『真夏のシンデレラ』夏海と健人の前に立ちはだかる厄介な障壁 第1話を反復した描写も

『真夏のシンデレラ』夏海たちに訪れた障壁

 第1話の終盤で、匠(神尾楓珠)に想いを告げたものの「女として見たことない」と言われて振られてしまった夏海(森七菜)は、次の日に配達で訪れた江ノ島水族館で健人(間宮祥太朗)と再会を果たした。それをなぞるように、前回のラストで匠に想いを告げられた夏海は「匠の気持ちには答えられない」と振り、今回は序盤から健人と待ち合わせをして江ノ島水族館でデートをする。9月11日に放送された『真夏のシンデレラ』(フジテレビ系)第10話は、最終話を前に、一夏の恋を経た関係性の変化を反復するようにして描写していく。

 例えばその第1話における江ノ島水族館での夏海と健人の偶然のめぐり逢いは、2人にとってはSUPでの初めての出会いと別荘でのホームペーティに続いての3度目の対面であった。今回健人は、水族館の水槽の前で「偶然も3つ重なると運命」と、それからの2人の関係性の変化をほのめかすように語ると、「夏海と出会ってから世界が色鮮やかに見える」と言って、(ようやく)はっきりと夏海に想いを伝えるのである。

 また同様に、冒頭で挙げた第1話のシーンは異なるかたちでも反復される。待ち合わせをした居酒屋にいつになっても匠が来ずに、大雨の降る外に出た夏海。そこに匠が傘もささずにやってきた第1話に対し、今回は夏海が配達に出てから突然雨が降り出し、匠が傘を持って迎えに行く。大雨のなかで雨に濡れて困っている夏海に、匠が傘を差し出す。ここまで丁寧に第1話の描写を反復したとなれば、あの時に夏海が匠にかけた「事故にあったのかと」という心配の言葉が現実のものとなって返ってきても必ずしも不自然ではないだろう。

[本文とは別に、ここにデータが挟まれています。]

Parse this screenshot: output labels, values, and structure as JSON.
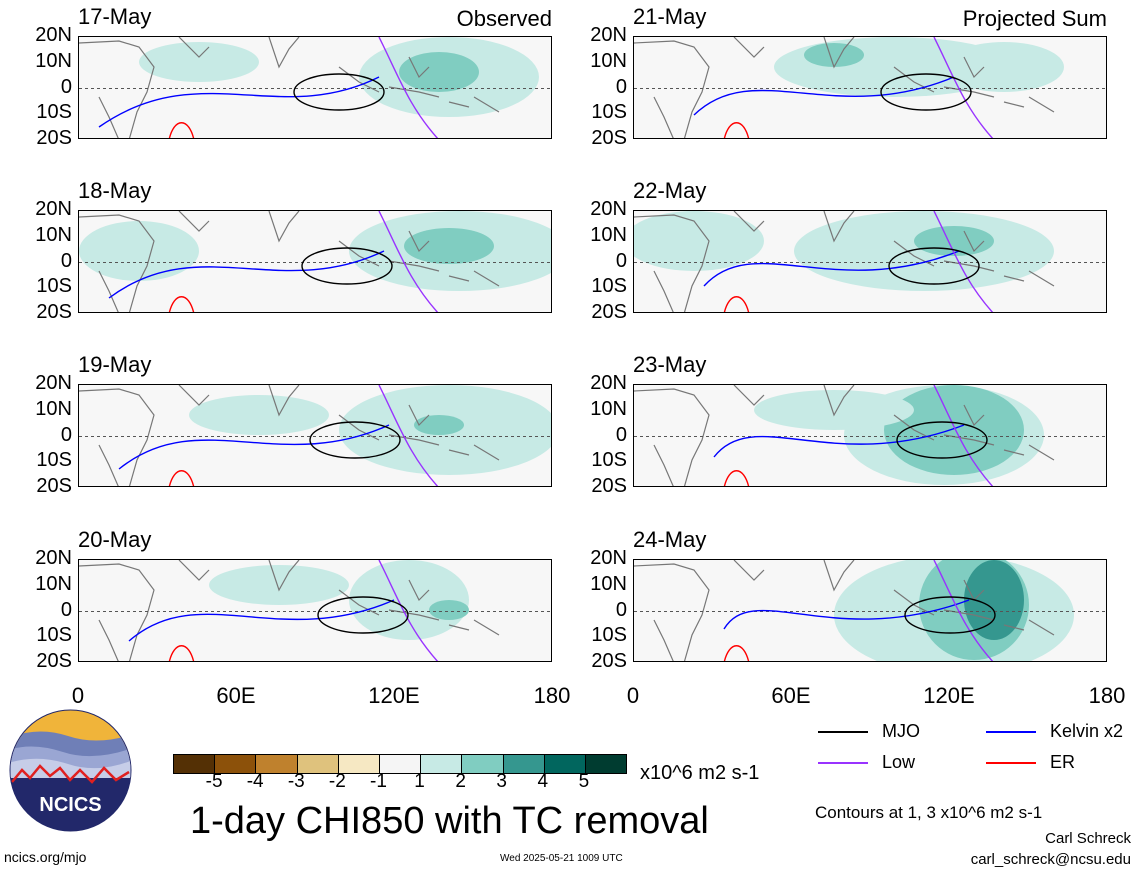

ラストの一見唐突すぎる展開も、そうなる道筋がすでに出来上がっていたわけだ。

 さて、前回のライブ帰りに皐月(山崎紘菜)が、半ば夏海を牽制するかのように告げた言葉もまた、現実のものとなる。父・創一(小市慢太郎)に「将来を考えている相手がいる」と伝え、夏海を紹介するために両親を連れてKoholaに来る健人。しかし両親は軽く会話を交わしただけで帰ると言い出し、健人に対して交際を反対する言葉を投げつける。さらに皐月も(わざわざ)Koholaにやってきては夏海に直接「足を引っ張っている」と言い放つ。ドラマ終盤になって、生活圏や学歴などの格差だけではない、より厄介な障壁が2人の前に立ちはだかるのである。